Let's see how to access PackagSample class of mypackage from other packages using the fully qualified name.

package usepackage;
public class FullyQualifiedName{
    public static void main(String[] args) {
         mypackage.PackageSample packageSample = new mypackage.PackageSample();
    }
}

2. Imorting Package Member

If you need to use a package member repetitively outside of its package, then writing fully qualified name is not a convenient way, instead you could opt for package import which is in the form of import keyword followed by the fully qualified name of the package. Like package statement you can have package import in your source file, after the package statement but before any type definitions.

Lets import and use PackageSample class in another package

package usepackage; //package definition of current sourcefile
import mypackage.PackageSample; //importing PackageSample class of mypackage
public class PackageImport{
    public static void main(String[] args) {
         new PackageSample().getHelloWorld(); // accessing PackageSample using its simple name. 
    }
}

3.Importing Entire Package

If you need to access more types from another package, then we better opt for importing the entire package. Let's see the syntax and example of the entire package import.

Syntax : import <rootpackage>.<subpackage1>.<subpackage2>.*;
Example: import mypackage.mysubpackage.*;
import mypackage.*;
public class PackageImport{
    public static void main(String[] args) {
         new PackageSample().getHelloWorld();// accessing class defined in mypackage
    }
}

Now you can refer to any classes or interfaces from mypackage in the current source file.

Here one point to remember is, while importing an entire package, only the types defined inside that package get imported; subpackage types will not get imported.
For example, to import all types defined in mysubpackage, the import statement must be the following.

import mypackage.mysubpackage.*;

Java Package Types

In Java we can classify packages into two groups.

  • Built-in Packages
  • User-defined packages

Built-in Packages

These are the packages included in the Java API, consists of a large number of pre-written classes and interfaces which can be resued by the programmers.
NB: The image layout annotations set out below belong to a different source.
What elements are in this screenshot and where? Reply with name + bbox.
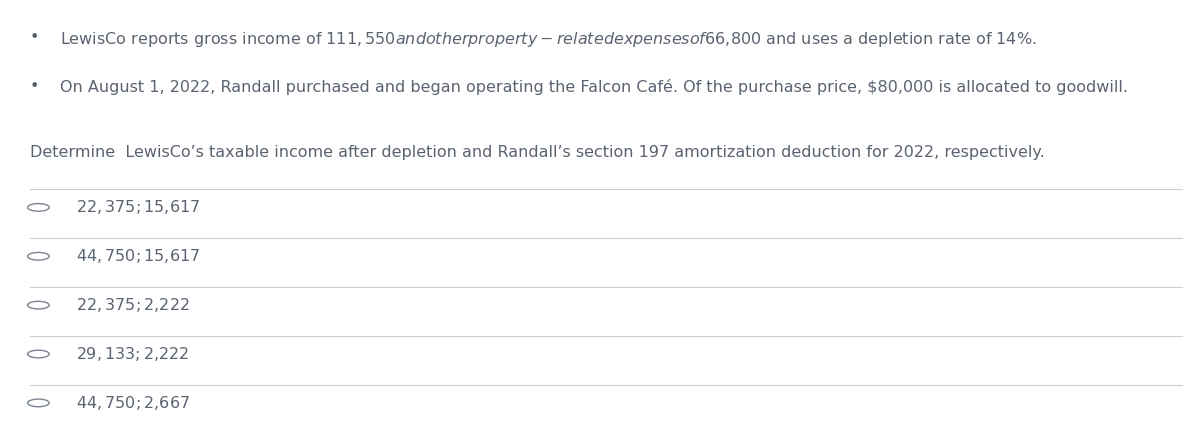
Text: $29,133; $2,222: $29,133; $2,222 [76, 345, 190, 363]
Text: Determine  LewisCo’s taxable income after depletion and Randall’s section 197 am: Determine LewisCo’s taxable income after… [30, 144, 1045, 159]
Text: $22,375; $15,617: $22,375; $15,617 [76, 198, 199, 216]
Text: •: • [30, 30, 40, 45]
Text: •: • [30, 79, 40, 94]
Text: $22,375; $2,222: $22,375; $2,222 [76, 296, 190, 314]
Text: $44,750; $15,617: $44,750; $15,617 [76, 247, 199, 265]
Text: $44,750; $2,667: $44,750; $2,667 [76, 394, 190, 412]
Text: LewisCo reports gross income of $111,550 and other property-related expenses of : LewisCo reports gross income of $111,550… [60, 30, 1037, 49]
Text: On August 1, 2022, Randall purchased and began operating the Falcon Café. Of the: On August 1, 2022, Randall purchased and… [60, 79, 1128, 95]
Some of the commonly used built-in packages are listed below

  • java.lang
  • java.util
  • java.sql
  • java.io
    For more details on Java built-in packages refer the below link of Java 8 API documentation.

JavaSE8 documentation

User-defined packages
Packages that are defined by the user are called User-defined packages.You have already seen how we defined the package mypackage in the previous example.

Avoiding name conflicts

By using packages we can define types with same name in different packages. For example Date class definition exists in the built-in packages java.util as well as java.sql. But this may cause name conflict while accessing Date calss, if the source file contains import statements of both java.util and java.sql. See the name conflict scenario illustrated in the example below.

import java.util.*
import java.sql.*
public class DateSample{
    Date date = new Date()
}

Here complier will throw an error saying reference to Date is ambiguous.
In order to avoid this reference ambiguity we can use the fully qualified reference to the *Date *class.

import java.sql.*
public class DateSample{
    java.util.Date date = new java.util.Date();// Compiler will not throw ambiguity error here
}

Using fully qualified name we could access Date class from java.util, avoiding the reference ambiguity with the Date class from java.sql.

Summary

  • Define a package using the pakage statement as the first line of code in a source file.
  • There can be at most one package statement per Java source file.
  • Java package corresponds to the underlying file system directory structure.
  • Package name should follow Java package naming convention
  • Root package and sub-packages are separated using dot(".").
  • Use import statement or fully qualified name to reference any type that are defined in other packages.
  • If no package is defined, then all the types defined in that source file will become the part of the default package.
  • While referencing a type form other packages, use the fully qualified name to avoid reference ambiguity.